Die von Chirac postulierte Stabilisierung war allerdings nur oberflächlich. Der erneute Ausbruch des Bürgerkrieges wird einer Fraktion der Ninja-Milizen angelastet, die unter dem Befehl des religiösen Führers Frederic Bintsangou Ntoumi steht. Seine Gefolgsleute verweigerten sich 1999 dem Entwaffnungsprogramm der Regierung.
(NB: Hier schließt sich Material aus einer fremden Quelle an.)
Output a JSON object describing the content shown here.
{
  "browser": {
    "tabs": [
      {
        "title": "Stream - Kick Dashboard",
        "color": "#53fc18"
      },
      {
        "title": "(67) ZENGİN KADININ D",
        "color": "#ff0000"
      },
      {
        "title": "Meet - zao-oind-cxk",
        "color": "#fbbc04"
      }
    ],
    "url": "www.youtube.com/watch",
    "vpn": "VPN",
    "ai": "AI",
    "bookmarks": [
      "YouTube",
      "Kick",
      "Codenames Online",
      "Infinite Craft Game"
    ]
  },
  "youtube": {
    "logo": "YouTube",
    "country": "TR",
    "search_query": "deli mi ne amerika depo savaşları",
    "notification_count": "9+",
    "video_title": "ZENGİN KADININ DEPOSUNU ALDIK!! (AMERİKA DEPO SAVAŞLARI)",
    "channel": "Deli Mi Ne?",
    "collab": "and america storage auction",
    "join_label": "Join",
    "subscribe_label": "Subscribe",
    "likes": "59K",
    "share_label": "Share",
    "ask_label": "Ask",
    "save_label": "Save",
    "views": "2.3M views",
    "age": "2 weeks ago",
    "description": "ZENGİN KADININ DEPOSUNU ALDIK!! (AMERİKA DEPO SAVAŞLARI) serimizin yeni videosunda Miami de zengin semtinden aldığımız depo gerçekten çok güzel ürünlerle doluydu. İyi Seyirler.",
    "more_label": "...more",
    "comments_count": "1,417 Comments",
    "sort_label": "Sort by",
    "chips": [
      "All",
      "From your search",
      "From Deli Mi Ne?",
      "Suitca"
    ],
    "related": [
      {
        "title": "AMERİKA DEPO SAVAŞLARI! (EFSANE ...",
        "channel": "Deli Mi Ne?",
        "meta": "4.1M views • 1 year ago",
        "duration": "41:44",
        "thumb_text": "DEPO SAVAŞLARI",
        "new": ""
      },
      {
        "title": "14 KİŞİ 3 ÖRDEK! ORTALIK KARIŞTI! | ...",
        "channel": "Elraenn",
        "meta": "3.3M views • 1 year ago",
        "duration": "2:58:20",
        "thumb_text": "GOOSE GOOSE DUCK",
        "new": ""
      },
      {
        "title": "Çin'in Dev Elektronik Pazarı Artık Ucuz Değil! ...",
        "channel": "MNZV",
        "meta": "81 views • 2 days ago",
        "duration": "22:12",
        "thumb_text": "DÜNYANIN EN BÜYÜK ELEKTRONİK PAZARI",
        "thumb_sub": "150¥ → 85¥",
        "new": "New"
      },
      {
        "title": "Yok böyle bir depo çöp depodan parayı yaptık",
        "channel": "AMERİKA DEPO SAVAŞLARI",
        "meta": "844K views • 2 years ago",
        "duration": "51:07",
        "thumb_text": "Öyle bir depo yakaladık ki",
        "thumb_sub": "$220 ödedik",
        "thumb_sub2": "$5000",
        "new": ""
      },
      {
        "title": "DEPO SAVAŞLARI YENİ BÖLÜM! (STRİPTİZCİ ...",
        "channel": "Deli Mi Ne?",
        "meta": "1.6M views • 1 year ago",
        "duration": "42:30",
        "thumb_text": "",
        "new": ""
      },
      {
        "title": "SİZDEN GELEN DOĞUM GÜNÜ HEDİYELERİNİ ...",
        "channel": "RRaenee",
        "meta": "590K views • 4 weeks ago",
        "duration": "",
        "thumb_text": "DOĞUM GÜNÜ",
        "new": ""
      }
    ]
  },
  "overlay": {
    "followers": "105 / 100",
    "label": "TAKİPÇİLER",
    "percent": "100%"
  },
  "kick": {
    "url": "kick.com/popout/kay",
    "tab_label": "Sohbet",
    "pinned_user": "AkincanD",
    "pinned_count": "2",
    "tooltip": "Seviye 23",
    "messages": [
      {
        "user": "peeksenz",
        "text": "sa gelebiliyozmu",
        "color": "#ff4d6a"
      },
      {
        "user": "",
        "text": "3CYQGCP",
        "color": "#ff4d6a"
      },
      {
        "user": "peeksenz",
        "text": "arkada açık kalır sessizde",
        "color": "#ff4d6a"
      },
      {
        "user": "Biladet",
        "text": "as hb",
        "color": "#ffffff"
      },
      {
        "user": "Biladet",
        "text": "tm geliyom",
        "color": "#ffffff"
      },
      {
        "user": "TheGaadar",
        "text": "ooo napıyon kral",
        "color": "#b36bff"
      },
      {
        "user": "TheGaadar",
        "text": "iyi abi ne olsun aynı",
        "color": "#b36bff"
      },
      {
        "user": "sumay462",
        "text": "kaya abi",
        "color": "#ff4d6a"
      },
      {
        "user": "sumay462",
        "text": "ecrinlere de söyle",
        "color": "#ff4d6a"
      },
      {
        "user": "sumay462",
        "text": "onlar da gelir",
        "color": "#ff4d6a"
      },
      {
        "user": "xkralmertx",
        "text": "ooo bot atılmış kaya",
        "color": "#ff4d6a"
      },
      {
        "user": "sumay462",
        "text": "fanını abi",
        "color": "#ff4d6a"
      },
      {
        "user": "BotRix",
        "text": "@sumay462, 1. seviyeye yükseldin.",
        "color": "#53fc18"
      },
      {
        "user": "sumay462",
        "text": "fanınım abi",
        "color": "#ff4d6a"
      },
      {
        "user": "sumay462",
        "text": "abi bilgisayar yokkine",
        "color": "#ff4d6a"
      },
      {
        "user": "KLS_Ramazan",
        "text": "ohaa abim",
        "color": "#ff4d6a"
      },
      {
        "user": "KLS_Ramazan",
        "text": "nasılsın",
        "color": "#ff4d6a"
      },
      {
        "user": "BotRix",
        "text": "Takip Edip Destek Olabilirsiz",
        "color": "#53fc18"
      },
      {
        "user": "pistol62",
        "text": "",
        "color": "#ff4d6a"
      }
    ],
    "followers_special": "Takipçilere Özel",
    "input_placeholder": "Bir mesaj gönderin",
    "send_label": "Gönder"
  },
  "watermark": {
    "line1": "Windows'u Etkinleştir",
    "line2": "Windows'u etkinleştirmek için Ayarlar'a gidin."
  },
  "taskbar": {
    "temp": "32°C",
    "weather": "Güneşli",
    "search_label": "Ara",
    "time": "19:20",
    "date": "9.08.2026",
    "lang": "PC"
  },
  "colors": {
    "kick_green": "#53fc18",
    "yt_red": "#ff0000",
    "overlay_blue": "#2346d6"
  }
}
Doch das Militärregime scheint auch von einer anderen Seite bedroht zu werden.
Teile der Elite um den Präsidenten, die überwiegend aus dem Norden des Landes stammt, fürchten offenbar, in den derzeit stattfindenden Parlamentswahlen um Posten und Einkommen gebracht zu werden, weil Sassou-Nguesso sich von der alten Garde des PCT distanzieren will. Dem einflussreichen Finanzminister Mathias Dzon und Sassou-Nguessos älterem Bruder Maurice wurde eine Kandidatur verweigert mit der Begründung, sie hetzten zur Gewalt auf.
Die Kampfhandlungen könnten von Fraktionen in der Armee provoziert worden sein, um dem Präsidenten ihre Wichtigkeit unter Beweis zu stellen, mutmaßt die Economist Intelligence Unit. Bereits im Juli des vergangenen Jahres nahmen Armeeangehörige das Haus des Verteidigungsministers unter Beschuss, nachdem dessen Behörde die Entlassung einiger hoher Armeeangehöriger verfügt hatte. Eine Armeereform hätte für etliche der gerade eingegliederten ehemaligen Miliz-Mitglieder die Entlassung bedeutet. Gefährlicher als die Ninjas ist für Sassou-Nguesso die von ihm selbst betriebene Militarisierung der kongolesischen Gesellschaft.